Three months ago, Mattermark released the first rankings of active venture capital firms, based on the growth signals of their portfolio companies. Today we present to you an updated report, which includes hundreds of active firms we did not previously score. We have included any firm with 15 or more active portfolio companies, who has made a new publicly announced investment in the past 6 months. The rankings are also broken out by B2B vs. B2C portfolios and investments by stage, to give you a sense of investors who are leading the charge in each of these categories.
Leading the Pack: Cowboy Ventures, FundersClub and Collaborative Fund
About Our Methodology
Firms receive points based on an average of the Mattermark Score for each of their portfolio companies. This score is based on momentum, or a moving average of relative week-to-week changes in signals like website traffic, mobile downloads, inbound links, and social media following. The more dramatically positive the score, the faster the growth. A score approaching zero indicates stagnation (this is where startups go to die) and a negative score indicates a company that is currently losing growth and public mindshare. With this score we attempt to answer the question, “do a growing number of people in the world care that this startup exists?” To control for differences in the startup lifecycle, scores are weighted by relative change rather than overall volume, allowing them to compete for points on equal footing.

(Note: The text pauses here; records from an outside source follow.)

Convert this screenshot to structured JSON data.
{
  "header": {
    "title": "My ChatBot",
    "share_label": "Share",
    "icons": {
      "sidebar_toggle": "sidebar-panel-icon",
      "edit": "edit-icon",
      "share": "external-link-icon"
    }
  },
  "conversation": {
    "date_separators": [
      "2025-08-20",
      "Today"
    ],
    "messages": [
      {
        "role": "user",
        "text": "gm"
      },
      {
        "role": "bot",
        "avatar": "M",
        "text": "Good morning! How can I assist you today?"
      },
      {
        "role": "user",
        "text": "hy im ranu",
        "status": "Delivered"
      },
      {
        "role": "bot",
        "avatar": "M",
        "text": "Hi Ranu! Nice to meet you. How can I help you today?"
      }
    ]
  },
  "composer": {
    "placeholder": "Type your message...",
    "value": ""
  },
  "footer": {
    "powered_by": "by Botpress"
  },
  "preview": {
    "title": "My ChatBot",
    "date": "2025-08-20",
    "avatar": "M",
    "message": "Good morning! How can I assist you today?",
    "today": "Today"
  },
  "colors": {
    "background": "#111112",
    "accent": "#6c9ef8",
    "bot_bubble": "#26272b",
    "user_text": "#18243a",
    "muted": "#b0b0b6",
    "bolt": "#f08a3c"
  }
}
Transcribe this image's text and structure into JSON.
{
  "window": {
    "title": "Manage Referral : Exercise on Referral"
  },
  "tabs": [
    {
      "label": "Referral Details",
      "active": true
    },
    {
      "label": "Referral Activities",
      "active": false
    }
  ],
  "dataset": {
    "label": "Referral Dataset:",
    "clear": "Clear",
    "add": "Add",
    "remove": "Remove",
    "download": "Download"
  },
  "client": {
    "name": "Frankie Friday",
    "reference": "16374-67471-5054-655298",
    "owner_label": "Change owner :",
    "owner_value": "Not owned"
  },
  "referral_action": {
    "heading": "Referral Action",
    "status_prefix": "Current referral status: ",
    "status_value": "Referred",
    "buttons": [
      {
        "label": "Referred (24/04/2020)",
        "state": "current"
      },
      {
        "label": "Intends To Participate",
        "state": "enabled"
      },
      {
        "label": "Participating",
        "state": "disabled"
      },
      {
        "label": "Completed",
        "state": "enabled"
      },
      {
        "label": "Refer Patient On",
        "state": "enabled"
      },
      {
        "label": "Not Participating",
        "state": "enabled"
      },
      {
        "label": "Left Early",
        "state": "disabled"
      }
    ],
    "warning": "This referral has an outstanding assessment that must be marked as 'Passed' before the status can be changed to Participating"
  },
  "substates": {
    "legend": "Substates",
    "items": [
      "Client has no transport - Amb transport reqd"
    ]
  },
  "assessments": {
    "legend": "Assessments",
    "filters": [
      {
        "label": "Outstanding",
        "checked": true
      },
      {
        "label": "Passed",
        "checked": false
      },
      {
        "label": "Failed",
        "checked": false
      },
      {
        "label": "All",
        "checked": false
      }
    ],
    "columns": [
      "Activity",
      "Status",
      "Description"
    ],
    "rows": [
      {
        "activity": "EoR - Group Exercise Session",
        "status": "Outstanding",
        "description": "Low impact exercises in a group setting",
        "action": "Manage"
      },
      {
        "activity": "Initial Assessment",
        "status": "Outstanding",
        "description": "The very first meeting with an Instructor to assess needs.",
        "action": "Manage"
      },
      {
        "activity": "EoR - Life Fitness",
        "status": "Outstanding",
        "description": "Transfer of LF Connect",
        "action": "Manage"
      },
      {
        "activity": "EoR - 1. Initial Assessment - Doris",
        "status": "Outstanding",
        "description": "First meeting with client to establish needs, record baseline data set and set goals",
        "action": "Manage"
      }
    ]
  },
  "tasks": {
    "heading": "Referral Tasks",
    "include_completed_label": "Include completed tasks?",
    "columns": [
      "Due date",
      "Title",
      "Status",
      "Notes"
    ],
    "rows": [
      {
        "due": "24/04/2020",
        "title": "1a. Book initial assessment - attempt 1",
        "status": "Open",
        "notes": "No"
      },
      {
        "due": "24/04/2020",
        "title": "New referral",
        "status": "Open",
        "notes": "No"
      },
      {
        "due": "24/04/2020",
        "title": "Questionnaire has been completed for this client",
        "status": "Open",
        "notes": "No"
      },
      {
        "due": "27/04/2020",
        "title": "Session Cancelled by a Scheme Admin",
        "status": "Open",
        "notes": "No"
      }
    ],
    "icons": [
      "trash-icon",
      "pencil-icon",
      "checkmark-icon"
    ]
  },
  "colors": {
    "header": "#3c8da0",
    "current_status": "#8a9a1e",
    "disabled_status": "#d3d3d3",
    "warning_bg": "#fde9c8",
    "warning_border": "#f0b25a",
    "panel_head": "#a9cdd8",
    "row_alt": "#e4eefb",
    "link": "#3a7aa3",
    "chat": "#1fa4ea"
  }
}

Why Measuring Portfolio Momentum Matters
Growing up, I loved to watch the stock market ticker scroll across the bottom of the television screen. I’d sit on the floor as my Mom got ready for the day and she’d ask me read off the prices for the stocks our family was invested in. As a young shareholder I pored over annual reports, news stories and regulatory filings from Microsoft, Oracle, Dow Chemical, PG&E, Merrill Lynch and other public companies in our portfolio.

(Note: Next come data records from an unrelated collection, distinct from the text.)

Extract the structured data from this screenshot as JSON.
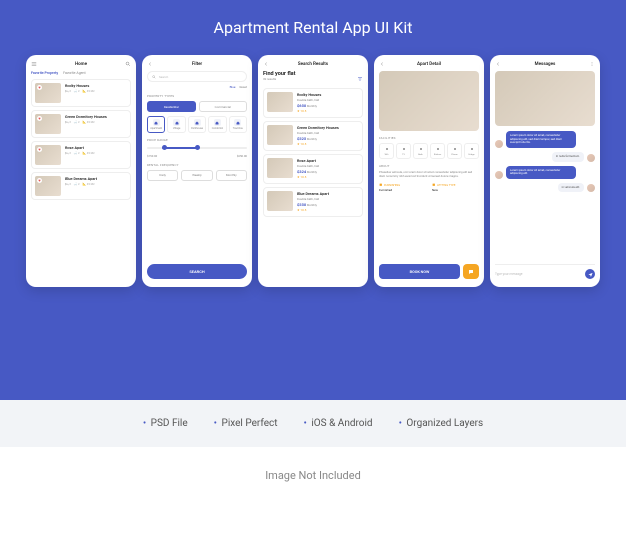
{
  "title": "Apartment Rental App UI Kit",
  "features": [
    "PSD File",
    "Pixel Perfect",
    "iOS & Android",
    "Organized Layers"
  ],
  "footer_note": "Image Not Included",
  "screens": {
    "home": {
      "title": "Home",
      "tabs": [
        "Favorite Property",
        "Favorite Agent"
      ],
      "listings": [
        {
          "name": "Rocky Houses",
          "features": [
            "3",
            "2",
            "45 M2"
          ]
        },
        {
          "name": "Green Dormitory Houses",
          "features": [
            "3",
            "2",
            "45 M2"
          ]
        },
        {
          "name": "Rose Apart",
          "features": [
            "3",
            "2",
            "45 M2"
          ]
        },
        {
          "name": "Blue Dreams Apart",
          "features": [
            "3",
            "2",
            "45 M2"
          ]
        }
      ]
    },
    "filter": {
      "title": "Filter",
      "search_placeholder": "Search",
      "actions": {
        "blue": "Blue",
        "reset": "Reset"
      },
      "property_types_label": "PROPERTY TYPES",
      "property_types": [
        "Residential",
        "Commercial"
      ],
      "subtypes": [
        "Apartment",
        "Village",
        "Penthouse",
        "Condomin",
        "Townhou"
      ],
      "price_label": "PRICE RANGE",
      "price_min": "$150.00",
      "price_max": "$250.00",
      "frequency_label": "RENTAL FREQUENCY",
      "frequencies": [
        "Daily",
        "Weekly",
        "Monthly"
      ],
      "search_btn": "SEARCH"
    },
    "results": {
      "title": "Search Results",
      "big_title": "Find your flat",
      "count": "32 results",
      "items": [
        {
          "name": "Rocky Houses",
          "sub": "Double bath, hall",
          "price": "$650",
          "unit": "Monthly",
          "stars": "★ 10.5"
        },
        {
          "name": "Green Dormitory Houses",
          "sub": "Double bath, hall",
          "price": "$525",
          "unit": "Monthly",
          "stars": "★ 10.5"
        },
        {
          "name": "Rose Apart",
          "sub": "Double bath, hall",
          "price": "$324",
          "unit": "Monthly",
          "stars": "★ 10.5"
        },
        {
          "name": "Blue Dreams Apart",
          "sub": "Double bath, hall",
          "price": "$550",
          "unit": "Monthly",
          "stars": "★ 10.5"
        }
      ]
    },
    "detail": {
      "title": "Apart Detail",
      "facilities_label": "FACILITIES",
      "facilities": [
        {
          "icon": "wifi",
          "label": "Wifi"
        },
        {
          "icon": "tv",
          "label": "TV"
        },
        {
          "icon": "bath",
          "label": "Bath"
        },
        {
          "icon": "kitchen",
          "label": "Kitchen"
        },
        {
          "icon": "phone",
          "label": "Phone"
        },
        {
          "icon": "fridge",
          "label": "Fridge"
        }
      ],
      "about_label": "ABOUT",
      "about": "Phasellus vehicula, orci lorem dolor sit amet consectetur adipiscing elit sed diam nonummy nibh euismod tincidunt ut laoreet dolore magna.",
      "specs": [
        {
          "k": "FURNISHING",
          "v": "Furnished"
        },
        {
          "k": "LETTING TYPE",
          "v": "New"
        }
      ],
      "book_btn": "BOOK NOW"
    },
    "messages": {
      "title": "Messages",
      "msgs": [
        {
          "dir": "sent",
          "text": "Lorem ipsum dolor sit amet, consectetur adipiscing elit, sed diam tempor, sed diam suscipit lobortis."
        },
        {
          "dir": "recv",
          "text": "In nulla fermentum."
        },
        {
          "dir": "sent",
          "text": "Lorem ipsum dolor sit amet, consectetur adipiscing elit."
        },
        {
          "dir": "recv",
          "text": "in vehicula elit."
        }
      ],
      "input_placeholder": "Type your message"
    }
  }
}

Fast forward to today, and I’ve create a company that builds software to track the value of companies in a different way — through signals of growth and momentum surrounding companies that are not yet publicly traded. Because access to these information on and investment in these private companies is limited we had less data to work with, but venture capital portfolios themselves provide an interesting potential for a sort of ticker tape that tracks the intra-day movement of portfolio companies’ quest for traction.
When we initially launched portfolio benchmarking in November it was in response to the question, “when will you start scoring investors?” and I think it began as more of a curiosity than anything else. The outreach from Limited Partners (the institutions and endowments who invest in venture capital firms) has been extremely educational, and shines a light on just how challenging it is to invest and set performance expectations for an asset class tasked with bringing the future into the present through technology innovation businesses. There is nothing like speaking with an LP who manages billions of dollars in a trust that is hundreds of years old, or a pension that cares for hundreds of thousands of people, to understand how extraordinary it is that venture capital — and by extension startups — exists at all.
If I have learned anything in the past year about this industry, it is that being a venture capitalist is a very difficult job. In retrospect, especially with my two years experience as a founder, I hardly know why this was such a surprise. Making things, bring them to the world, and convincing people to give their time, attention and money to a new and untrusted brand is excruciatingly difficult. Venture capitalists are investing in and providing services to some of the most tortured souls in business.
My hope is that these rankings will celebrate firms that are making great calls, whether they are well recognized name brand or up-and-coming partnerships, and encourage investors to focus on taking a portfolio-wide approach to assisting their companies with growth. I believe shedding light on growth will encourage more of it, and as investors strive to rise in these rankings they will discover the only way to get there is by helping their portfolio companies grow.